A recent study reveals longstanding innovation operation issues create a deep-seated risk to corporate growth performance.
While innovation has grown as a result of the COVID-19 pandemic, internal innovation operation issues threaten to derail future growth - resulting in wasted resources, capital, and revenue opportunities for corporations.
This data results from a poll by Wellspring, an innovation solution organization, in their third annual R&D and Innovation study.
The study includes over 65 senior decision makers - C-Suite executives of U.S. and U.K. healthcare organizations with revenues of at least $1 billion - who were polled to examine trends that have dominated the healthcare, pharma and medical device corporate innovation sector during the COVID-19 pandemic.
“The pandemic has driven an exciting shift in innovation interest among both corporate boardrooms and the general public,” said Robert Lowe, CEO and co-founder of Wellspring, in a release. “Unfortunately, per our findings, it has also exposed what many observers of corporate innovation have known for years - that a vast majority of today’s corporations simply fail to employ many of the necessary habits that translate into tangible, long-term innovation success.”
COVID Boosts Innovation Ambitions
The COVID-19 pandemic represents one of the most disruptive and unsettling periods in corporate innovation history. This has resulted in widespread efforts by healthcare, pharma and medical device corporations to overhaul their innovation operations in hopes of responding effectively to a myriad of supply chain disturbances, demand explosions, digital transformation needs, and other issues.
For example, according to this year’s study:
Execution Threatens to Derail Innovation
Despite the promise of growing innovation ambitions, many healthcare, pharma and medical device corporations lack the cohesive approach needed to drive material success from their investments, according to the release. Of particular concern is that these execution related missteps are wide-ranging and interconnected - spanning from C-Suite buy-in and coordination issues to poorly constructed innovation metrics and measurements.
C-Suite Disengagement and Disconnect
Only 6% of C-suite leaders believe that a lack of C-suite engagement in innovation is a “very significant” impediment to Innovation Ops success, versus a third of VPs and senior innovators at every other level from Manager to VP.

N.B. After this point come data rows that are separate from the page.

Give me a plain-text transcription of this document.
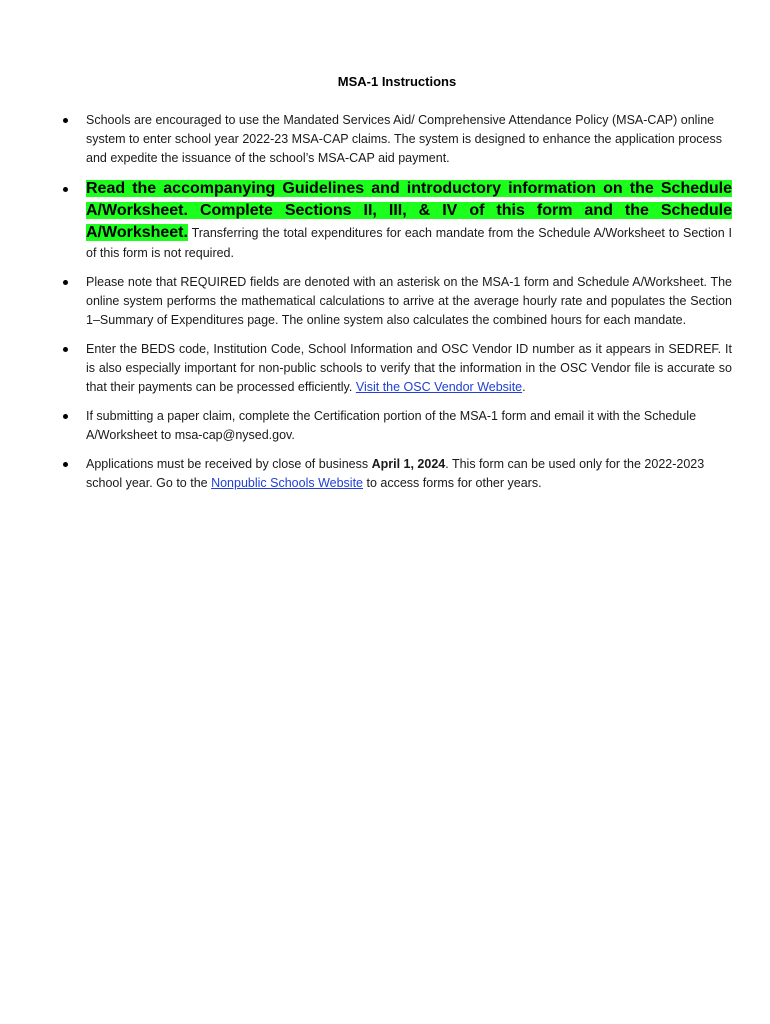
MSA-1 Instructions
Schools are encouraged to use the Mandated Services Aid/ Comprehensive Attendance Policy (MSA-CAP) online system to enter school year 2022-23 MSA-CAP claims. The system is designed to enhance the application process and expedite the issuance of the school’s MSA-CAP aid payment.
Read the accompanying Guidelines and introductory information on the Schedule A/Worksheet. Complete Sections II, III, & IV of this form and the Schedule A/Worksheet. Transferring the total expenditures for each mandate from the Schedule A/Worksheet to Section I of this form is not required.
Please note that REQUIRED fields are denoted with an asterisk on the MSA-1 form and Schedule A/Worksheet. The online system performs the mathematical calculations to arrive at the average hourly rate and populates the Section 1–Summary of Expenditures page. The online system also calculates the combined hours for each mandate.
Enter the BEDS code, Institution Code, School Information and OSC Vendor ID number as it appears in SEDREF. It is also especially important for non-public schools to verify that the information in the OSC Vendor file is accurate so that their payments can be processed efficiently. Visit the OSC Vendor Website.
If submitting a paper claim, complete the Certification portion of the MSA-1 form and email it with the Schedule A/Worksheet to msa-cap@nysed.gov.
Applications must be received by close of business April 1, 2024. This form can be used only for the 2022-2023 school year. Go to the Nonpublic Schools Website to access forms for other years.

“All too often, there is a disconnect between the C-Suite and other innovation leadership, whereby C-Suite leaders simply adjust innovation strategies and then move on, leaving other Innovation Ops leaders to deliver on goals with minimal oversight” said Lowe. “As a result, employees fall back into old, ineffective habits and processes, instead of driving innovation forward.”
Metrics Not Fit For Purpose
Measurement of innovation remains one of the biggest challenges for Innovation Ops leaders in healthcare, pharma and medical devices, with many still relying on a grab bag of KPIs versus an overarching measurement approach. Furthermore, the KPIs that are in place do not accurately reflect innovation success. For example, 43% of respondents said that a straight project-by-project financial reckoning was their most common innovation measurement metric -- with nearly a fifth saying it was their only meaningful innovation measure.
“The time has come for companies to rethink the way they measure their innovation progress, yet many still rely on metrics that are simply not appropriate for measuring innovation,” said Lowe. “This has resulted in confusion among decision-makers, which has created a longstanding climate of pulling the plug on promising innovation initiatives too early -- or investing in safer yet less impactful innovation projects.”
Disjointed Innovation Priorities
Conflicting on-the-ground priorities for Innovation Ops teams also interfere with success. While an overwhelming proportion of respondents buy into their firm’s top-level innovation strategy, their on-the-ground efforts often devolve into parochial concerns and short-term fixes. For example, breakaway growth companies regularly cited innovation priorities such as capturing new markets or novel whitespace (76% of respondents) and introducing disruptive innovations (59% of respondents) as important or very important. However, these two outcomes were the least important among all other companies.
“Having lofty ambitions is great, but without long-term strategic priorities that can be pursued deliberately across a firm’s Innovation Ops, the chances of success are virtually nil,” said Lowe. “Better orchestration of strategic innovation programs needs to be a foremost concern for corporate decision-makers, especially as they plan to ramp up innovation investments post-COVID.”
Disorganized Approach to Collaboration
Nearly two-thirds of respondents said that a lack of internal coordination between innovation groups was either a “very significant” or “somewhat significant” impediment to innovation success - making it the number one obstacle according to respondents in this year’s study.
“It would seem to be common sense to make inter-department collaboration a priority, but unfortunately, it is not – which is wreaking havoc on both Innovation Ops performance and financial outcomes,” said Lowe. “As innovation departments expand, many corporations now have at least several disparate innovation teams, which all too frequently results in miscommunication and disorganization. If left unaddressed, corporations are likely to squander their stepped-up innovation investments at a record pace.”